Login | Register For Free | Help
Search for: (Advanced)

Mailing List Archive: DRBD: Users

cannot connect primary (remains StandAlone)

 

 

DRBD users RSS feed   Index | Next | Previous | View Threaded


Marcel.Gsteiger at milprog

Oct 2, 2009, 6:53 AM

Post #1 of 5 (1609 views)
Permalink
cannot connect primary (remains StandAlone)

Hi all

I'm using DRBD 8.3.2-6 on CentOS x86_64. I have a active/backup setup with 6 drbd devices, all being in the primary role on server 1, server 2 being in secondary role.

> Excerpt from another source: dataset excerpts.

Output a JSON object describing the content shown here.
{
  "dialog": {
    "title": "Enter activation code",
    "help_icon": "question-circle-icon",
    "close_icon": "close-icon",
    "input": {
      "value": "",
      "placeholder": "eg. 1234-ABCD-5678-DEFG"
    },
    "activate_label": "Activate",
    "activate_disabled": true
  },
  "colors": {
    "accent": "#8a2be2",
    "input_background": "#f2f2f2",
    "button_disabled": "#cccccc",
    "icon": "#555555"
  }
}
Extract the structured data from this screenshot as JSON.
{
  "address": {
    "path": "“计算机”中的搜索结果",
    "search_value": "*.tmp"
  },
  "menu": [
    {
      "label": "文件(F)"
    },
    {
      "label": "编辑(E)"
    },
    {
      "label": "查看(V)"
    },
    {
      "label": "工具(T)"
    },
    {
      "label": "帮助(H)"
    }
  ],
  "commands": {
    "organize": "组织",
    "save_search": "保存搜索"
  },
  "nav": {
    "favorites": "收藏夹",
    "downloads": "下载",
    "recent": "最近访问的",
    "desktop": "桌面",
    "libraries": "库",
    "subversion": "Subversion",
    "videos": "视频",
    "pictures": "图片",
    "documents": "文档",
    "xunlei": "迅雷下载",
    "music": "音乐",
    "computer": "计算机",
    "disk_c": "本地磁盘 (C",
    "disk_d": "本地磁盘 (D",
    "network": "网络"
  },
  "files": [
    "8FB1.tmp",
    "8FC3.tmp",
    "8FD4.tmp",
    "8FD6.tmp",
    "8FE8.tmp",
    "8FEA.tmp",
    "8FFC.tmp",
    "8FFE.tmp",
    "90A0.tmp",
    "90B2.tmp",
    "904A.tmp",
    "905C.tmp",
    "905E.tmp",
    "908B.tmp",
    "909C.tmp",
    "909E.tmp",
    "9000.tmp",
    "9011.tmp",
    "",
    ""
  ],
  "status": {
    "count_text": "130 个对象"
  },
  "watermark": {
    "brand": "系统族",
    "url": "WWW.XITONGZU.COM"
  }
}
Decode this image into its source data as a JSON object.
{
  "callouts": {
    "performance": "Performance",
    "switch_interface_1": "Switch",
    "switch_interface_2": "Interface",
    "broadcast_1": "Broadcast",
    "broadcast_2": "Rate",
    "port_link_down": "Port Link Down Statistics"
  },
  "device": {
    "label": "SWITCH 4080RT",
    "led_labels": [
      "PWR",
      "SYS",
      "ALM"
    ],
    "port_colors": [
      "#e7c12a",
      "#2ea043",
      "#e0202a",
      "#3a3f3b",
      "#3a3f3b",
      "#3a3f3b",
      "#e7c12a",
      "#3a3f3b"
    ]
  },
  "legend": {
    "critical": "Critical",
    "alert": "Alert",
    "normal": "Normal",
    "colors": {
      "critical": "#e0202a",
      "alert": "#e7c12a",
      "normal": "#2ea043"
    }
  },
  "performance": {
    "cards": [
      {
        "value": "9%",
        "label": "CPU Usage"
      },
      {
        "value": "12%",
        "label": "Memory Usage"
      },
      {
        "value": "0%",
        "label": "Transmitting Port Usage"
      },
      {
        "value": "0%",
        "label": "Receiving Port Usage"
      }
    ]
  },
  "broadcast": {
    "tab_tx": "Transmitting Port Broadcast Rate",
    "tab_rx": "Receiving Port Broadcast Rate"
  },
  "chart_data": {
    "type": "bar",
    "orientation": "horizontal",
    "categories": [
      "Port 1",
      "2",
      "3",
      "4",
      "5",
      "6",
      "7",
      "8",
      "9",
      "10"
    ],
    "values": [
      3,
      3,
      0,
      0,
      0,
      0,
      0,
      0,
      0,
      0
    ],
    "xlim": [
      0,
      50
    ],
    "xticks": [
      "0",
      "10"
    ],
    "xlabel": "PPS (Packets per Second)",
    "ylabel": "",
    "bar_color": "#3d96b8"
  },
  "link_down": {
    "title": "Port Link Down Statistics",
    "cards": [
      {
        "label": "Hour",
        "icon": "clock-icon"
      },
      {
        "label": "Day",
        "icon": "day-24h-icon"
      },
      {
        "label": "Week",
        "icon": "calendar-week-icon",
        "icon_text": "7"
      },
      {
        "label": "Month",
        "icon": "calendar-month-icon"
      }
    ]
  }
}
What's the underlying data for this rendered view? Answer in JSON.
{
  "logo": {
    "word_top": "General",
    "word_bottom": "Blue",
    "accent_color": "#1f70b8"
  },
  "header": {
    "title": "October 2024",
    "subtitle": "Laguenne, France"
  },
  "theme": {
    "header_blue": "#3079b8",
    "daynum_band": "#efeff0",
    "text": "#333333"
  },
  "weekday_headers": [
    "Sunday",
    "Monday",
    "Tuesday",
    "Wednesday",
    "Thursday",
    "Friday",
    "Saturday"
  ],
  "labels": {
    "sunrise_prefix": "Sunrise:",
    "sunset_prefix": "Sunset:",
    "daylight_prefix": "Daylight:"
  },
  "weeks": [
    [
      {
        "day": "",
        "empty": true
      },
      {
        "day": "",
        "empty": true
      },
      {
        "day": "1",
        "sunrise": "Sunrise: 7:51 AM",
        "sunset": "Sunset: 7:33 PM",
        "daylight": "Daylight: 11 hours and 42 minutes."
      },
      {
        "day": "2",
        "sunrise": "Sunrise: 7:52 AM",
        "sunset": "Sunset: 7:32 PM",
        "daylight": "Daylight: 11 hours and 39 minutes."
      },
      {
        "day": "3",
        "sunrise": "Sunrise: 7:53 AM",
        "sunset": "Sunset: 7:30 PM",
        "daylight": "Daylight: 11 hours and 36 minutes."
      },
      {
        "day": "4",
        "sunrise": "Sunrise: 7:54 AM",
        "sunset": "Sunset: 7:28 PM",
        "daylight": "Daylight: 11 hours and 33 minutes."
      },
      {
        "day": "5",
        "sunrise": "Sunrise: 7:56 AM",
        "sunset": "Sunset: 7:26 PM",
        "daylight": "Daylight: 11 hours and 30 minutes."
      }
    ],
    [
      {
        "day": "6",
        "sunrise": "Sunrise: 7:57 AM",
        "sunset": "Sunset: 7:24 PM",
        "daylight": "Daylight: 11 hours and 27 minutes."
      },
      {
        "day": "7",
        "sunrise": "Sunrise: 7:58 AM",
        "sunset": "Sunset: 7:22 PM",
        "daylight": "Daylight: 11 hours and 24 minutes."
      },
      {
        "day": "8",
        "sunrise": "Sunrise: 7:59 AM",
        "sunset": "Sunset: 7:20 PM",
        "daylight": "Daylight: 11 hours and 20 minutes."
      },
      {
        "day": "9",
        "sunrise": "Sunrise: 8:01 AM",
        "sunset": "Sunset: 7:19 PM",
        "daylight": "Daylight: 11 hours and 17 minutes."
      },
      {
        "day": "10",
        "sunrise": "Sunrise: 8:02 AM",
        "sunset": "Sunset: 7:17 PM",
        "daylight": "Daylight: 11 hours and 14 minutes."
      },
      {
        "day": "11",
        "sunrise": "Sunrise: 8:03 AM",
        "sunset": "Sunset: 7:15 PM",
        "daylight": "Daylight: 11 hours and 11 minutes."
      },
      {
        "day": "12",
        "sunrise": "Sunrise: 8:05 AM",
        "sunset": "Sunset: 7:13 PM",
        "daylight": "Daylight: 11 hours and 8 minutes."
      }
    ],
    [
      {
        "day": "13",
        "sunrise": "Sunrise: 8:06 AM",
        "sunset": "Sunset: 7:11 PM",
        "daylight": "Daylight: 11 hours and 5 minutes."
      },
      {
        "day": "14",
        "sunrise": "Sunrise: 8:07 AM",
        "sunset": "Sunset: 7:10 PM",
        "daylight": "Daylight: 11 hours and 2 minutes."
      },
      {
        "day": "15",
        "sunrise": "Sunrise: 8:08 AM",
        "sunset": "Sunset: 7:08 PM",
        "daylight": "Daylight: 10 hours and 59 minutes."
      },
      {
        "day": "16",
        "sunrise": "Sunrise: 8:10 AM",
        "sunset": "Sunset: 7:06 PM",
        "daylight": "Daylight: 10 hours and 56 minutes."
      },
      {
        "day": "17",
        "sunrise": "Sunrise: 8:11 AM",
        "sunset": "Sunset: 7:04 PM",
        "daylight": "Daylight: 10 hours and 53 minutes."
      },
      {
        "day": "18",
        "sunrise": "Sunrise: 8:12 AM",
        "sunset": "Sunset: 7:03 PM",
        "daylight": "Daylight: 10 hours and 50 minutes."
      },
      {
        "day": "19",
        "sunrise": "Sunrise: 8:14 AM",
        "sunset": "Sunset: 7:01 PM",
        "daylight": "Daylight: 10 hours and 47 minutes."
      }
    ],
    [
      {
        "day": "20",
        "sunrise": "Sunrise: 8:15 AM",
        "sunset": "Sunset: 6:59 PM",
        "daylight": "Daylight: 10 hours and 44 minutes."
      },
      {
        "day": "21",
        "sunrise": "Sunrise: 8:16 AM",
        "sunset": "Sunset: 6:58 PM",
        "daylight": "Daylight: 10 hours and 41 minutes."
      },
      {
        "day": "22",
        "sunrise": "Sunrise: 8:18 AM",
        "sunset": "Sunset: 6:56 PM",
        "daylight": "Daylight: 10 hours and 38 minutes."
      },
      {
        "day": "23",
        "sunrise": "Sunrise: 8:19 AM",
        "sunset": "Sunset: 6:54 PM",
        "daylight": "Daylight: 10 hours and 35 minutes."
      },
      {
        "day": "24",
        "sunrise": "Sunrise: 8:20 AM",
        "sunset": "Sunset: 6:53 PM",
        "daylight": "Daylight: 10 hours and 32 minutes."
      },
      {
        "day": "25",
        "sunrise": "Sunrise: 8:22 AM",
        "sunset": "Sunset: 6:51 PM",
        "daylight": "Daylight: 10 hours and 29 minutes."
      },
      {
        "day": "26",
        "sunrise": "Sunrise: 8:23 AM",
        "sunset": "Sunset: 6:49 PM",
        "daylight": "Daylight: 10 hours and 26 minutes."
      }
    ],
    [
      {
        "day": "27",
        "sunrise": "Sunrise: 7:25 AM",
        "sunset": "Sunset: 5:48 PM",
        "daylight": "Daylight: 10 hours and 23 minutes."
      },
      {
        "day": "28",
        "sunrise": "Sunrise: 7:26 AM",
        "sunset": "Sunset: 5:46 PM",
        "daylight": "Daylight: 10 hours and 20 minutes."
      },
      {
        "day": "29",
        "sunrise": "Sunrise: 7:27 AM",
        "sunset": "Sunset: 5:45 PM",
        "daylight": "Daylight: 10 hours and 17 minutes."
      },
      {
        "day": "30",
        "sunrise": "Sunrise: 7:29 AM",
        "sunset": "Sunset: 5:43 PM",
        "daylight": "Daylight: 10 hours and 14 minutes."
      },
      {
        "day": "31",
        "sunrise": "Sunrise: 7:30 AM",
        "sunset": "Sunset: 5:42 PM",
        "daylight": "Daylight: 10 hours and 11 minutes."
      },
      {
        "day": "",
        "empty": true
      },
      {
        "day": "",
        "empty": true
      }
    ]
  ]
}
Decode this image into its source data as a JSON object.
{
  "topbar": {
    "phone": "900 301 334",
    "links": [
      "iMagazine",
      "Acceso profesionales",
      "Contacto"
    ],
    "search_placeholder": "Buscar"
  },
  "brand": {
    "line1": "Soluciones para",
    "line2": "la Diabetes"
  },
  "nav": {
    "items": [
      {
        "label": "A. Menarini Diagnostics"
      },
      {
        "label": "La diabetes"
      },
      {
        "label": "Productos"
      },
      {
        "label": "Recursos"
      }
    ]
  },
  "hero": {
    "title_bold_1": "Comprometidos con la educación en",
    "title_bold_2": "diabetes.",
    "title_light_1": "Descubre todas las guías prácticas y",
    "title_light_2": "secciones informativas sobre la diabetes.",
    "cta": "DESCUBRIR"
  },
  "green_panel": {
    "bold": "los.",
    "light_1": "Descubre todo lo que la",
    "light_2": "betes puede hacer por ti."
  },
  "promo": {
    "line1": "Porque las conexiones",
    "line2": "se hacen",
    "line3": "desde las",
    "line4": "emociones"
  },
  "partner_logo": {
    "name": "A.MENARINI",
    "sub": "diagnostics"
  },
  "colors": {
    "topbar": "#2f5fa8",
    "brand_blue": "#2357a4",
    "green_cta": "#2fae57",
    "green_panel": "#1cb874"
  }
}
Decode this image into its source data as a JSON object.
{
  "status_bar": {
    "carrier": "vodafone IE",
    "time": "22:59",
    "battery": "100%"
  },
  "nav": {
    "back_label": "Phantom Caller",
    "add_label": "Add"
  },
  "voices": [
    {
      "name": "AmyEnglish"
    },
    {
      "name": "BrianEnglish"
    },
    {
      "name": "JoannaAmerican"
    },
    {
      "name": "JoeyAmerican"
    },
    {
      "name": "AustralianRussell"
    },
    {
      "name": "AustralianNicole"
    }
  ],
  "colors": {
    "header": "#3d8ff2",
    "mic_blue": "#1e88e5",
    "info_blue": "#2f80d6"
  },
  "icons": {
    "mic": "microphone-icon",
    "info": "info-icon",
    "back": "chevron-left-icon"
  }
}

After restarting my primary server while the secondary server was online, I get this /proc/drbd on server1:

cat /proc/drbd
version: 8.3.2 (api:88/proto:86-90)
GIT-hash: dd7985327f146f33b86d4bff5ca8c94234ce840e build by mockbuild [at] v20z-x86-64, 2009-08-29 14:08:07
(drbd0-2 are ok)
3: cs:StandAlone ro:Primary/Unknown ds:UpToDate/DUnknown r----
ns:0 nr:0 dw:51316 dr:267907 al:140 bm:140 lo:0 pe:0 ua:0 ap:0 ep:1 wo:b oos:559036
(drbd4-5 are ok again)

On the Server 2, I had status UpToDate/DUnknown and WFConnection. But trying to connect the primary using
drbdadm connect res5
failed.

So I thought, perhaps I have a Split Brain and tried to resolve it according to the manual as follows:
on secondary:
drbdadm disconnect res5
drbdadm -- --discard-my-data connect winxp_c

..now server 2 shows with cat /proc/drbd:
3: cs:WFConnection ro:Secondary/Unknown ds:Inconsistent/DUnknown C r----
ns:0 nr:0 dw:0 dr:0 al:0 bm:0 lo:0 pe:0 ua:0 ap:0 ep:1 wo:b oos:14680064

but on the primary server it's still not possible to connect, it stays in state StandAlone without giving an error message.

What's the "official way" to get out from this situation?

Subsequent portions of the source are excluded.